IQ: How will THL survive in your organization after you leave it?

BC: We needed to create people who believe deeply what we believe and live the values that we are talking about. So we created our own university [within Barry-Wehmiller] to teach people the 12 things that you need to think about every day as a steward of the lives entrusted to you. We have 22 professors dedicated full time to teaching content around each of those 12 points.

IQ: How has “reinventing leadership” helped you move closer to your goal of changing the world?

BC: Seventy-four percent of all illnesses are chronic. The biggest cause of chronic illness is stress. And the biggest cause of stress is work. So, we’re basically killing people. We are destroying their lives because we are sending them home from work every day to face the realities of living in a world of great conflict, trying to raise kids in that world and trying to have a marriage in that world that is fulfilling.

One of the things we teach is learning to empathetically listen. The conflicts we have in our families, in our businesses, in our communities, in our country and in the world are the result of a profound lack of the capacity to listen empathetically to the needs of others. When you listen to people, you give them the greatest gift you could give anybody, which is validating that who they are and what they do matters. It’s a cycle. The good we do in the workplace gets amplified out in the world.

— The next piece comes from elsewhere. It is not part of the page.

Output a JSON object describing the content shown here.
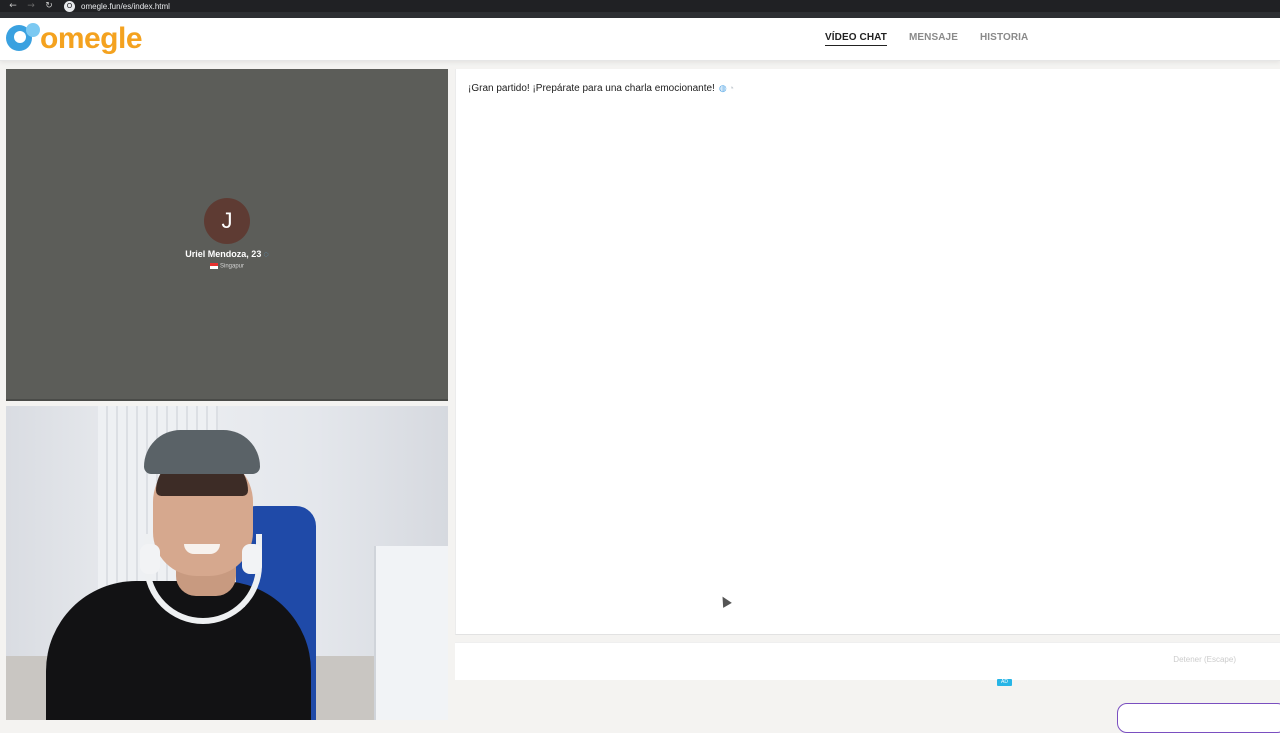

IQ: Effecting that kind of change requires a redefinition of leadership externally as well as internally. What’s your message to fellow executives to get them to join your cause?

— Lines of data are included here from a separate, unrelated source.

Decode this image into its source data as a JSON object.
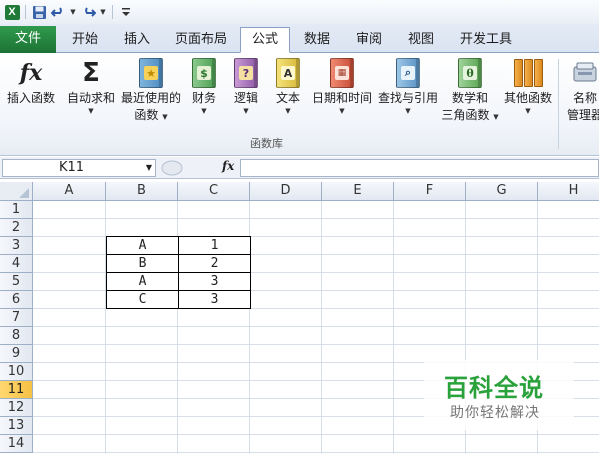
{
  "qat": {
    "icons": [
      "excel-logo",
      "save-icon",
      "undo-icon",
      "redo-icon",
      "customize-icon"
    ]
  },
  "tabs": {
    "file": "文件",
    "items": [
      "开始",
      "插入",
      "页面布局",
      "公式",
      "数据",
      "审阅",
      "视图",
      "开发工具"
    ],
    "active": "公式"
  },
  "ribbon": {
    "insert_function": "插入函数",
    "autosum": "自动求和",
    "recent_line1": "最近使用的",
    "recent_line2": "函数",
    "financial": "财务",
    "logical": "逻辑",
    "text": "文本",
    "datetime": "日期和时间",
    "lookup": "查找与引用",
    "math_line1": "数学和",
    "math_line2": "三角函数",
    "other": "其他函数",
    "name_mgr_line1": "名称",
    "name_mgr_line2": "管理器",
    "group_label": "函数库"
  },
  "formula_bar": {
    "name_box": "K11",
    "fx": "fx",
    "value": ""
  },
  "grid": {
    "columns": [
      "A",
      "B",
      "C",
      "D",
      "E",
      "F",
      "G",
      "H"
    ],
    "rows": [
      "1",
      "2",
      "3",
      "4",
      "5",
      "6",
      "7",
      "8",
      "9",
      "10",
      "11",
      "12",
      "13",
      "14"
    ],
    "selected_row": "11",
    "table": [
      [
        "A",
        "1"
      ],
      [
        "B",
        "2"
      ],
      [
        "A",
        "3"
      ],
      [
        "C",
        "3"
      ]
    ]
  },
  "watermark": {
    "line1": "百科全说",
    "line2": "助你轻松解决"
  },
  "colors": {
    "file_tab": "#1c7334",
    "selected_header": "#f6c144",
    "watermark_green": "#2aa23b"
  }
}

BC: We tend to treat business as if it’s all about processes and numbers. Our aspiration is to be a symbol of hope that you can care about people and still create value for all your stakeholders. We do not believe this is something Bob Chapman came up with or that Barry-Wehmiller came up with. We believe it is a gift that we have been given. It’s not ours to own; it’s ours to share—and that’s exactly what we’re out there trying to do.

Board Buy-in

If a company’s CEO is its heart, its board is its head. Barry-Wehmiller is no exception.

Although Chapman swears by his management philosophy, his board’s job is to keep him accountable and rooted in creating shareholder value.

“There’s been healthy skepticism,” says board member John Stroup, president and CEO of St. Louis-based Belden Inc., the $2.3 billion manufacturer of networking, connectivity and cable products. “I’ve definitely been in meetings where people have challenged Bob on the economic benefits of what we’re doing. Sure, it sounds good. And it feels good. But is it helping our shareholders?”

The conversation is ongoing—but the board so far is convinced that it is.

“Barry-Wehmiller acquires a lot of companies, and Bob almost never changes the people out when he does. What he does, instead, is he creates an environment where he gets a lot more out of the people who are there than the company did before it was acquired. He does that by treating them with respect, listening to them, making certain they can participate [in decision making], creating incentives for them and motivating them,” Stroup says. “A couple things have become obvious to the board, in terms of the tangible, economic value of this approach.”

First, Stroup points to retention. “Most companies that struggle with retention also struggle with creating shareholder value,” he says. “It’s rare that people leave Barry-Wehmiller voluntarily. It just doesn’t happen very often.”

Second, Stroup points to Barry-Wehmiller’s M&A track record. “We’re very acquisitive, and when you’re in that acquisitive mode you’re often competing for companies,” he continues. “The culture at Barry-Wehmiller is making it a lot easier for us to convince companies to sell their businesses to us rather than to someone else. Because as you can imagine, they care a lot about who their new owner is going to be.”

But Chapman’s leadership model can only work in the presence of sharp strategy and solid business acumen, Stroup says. “People sometimes think, ‘If everybody just treated their employees well everything would be great.’ I’m sorry to say, it requires more than that,” Stroup says. “Fortunately, Bob is a very good businessperson. He wouldn’t be able to do the things he does for his folks if he didn’t have such a great business and if he didn’t run it so well.”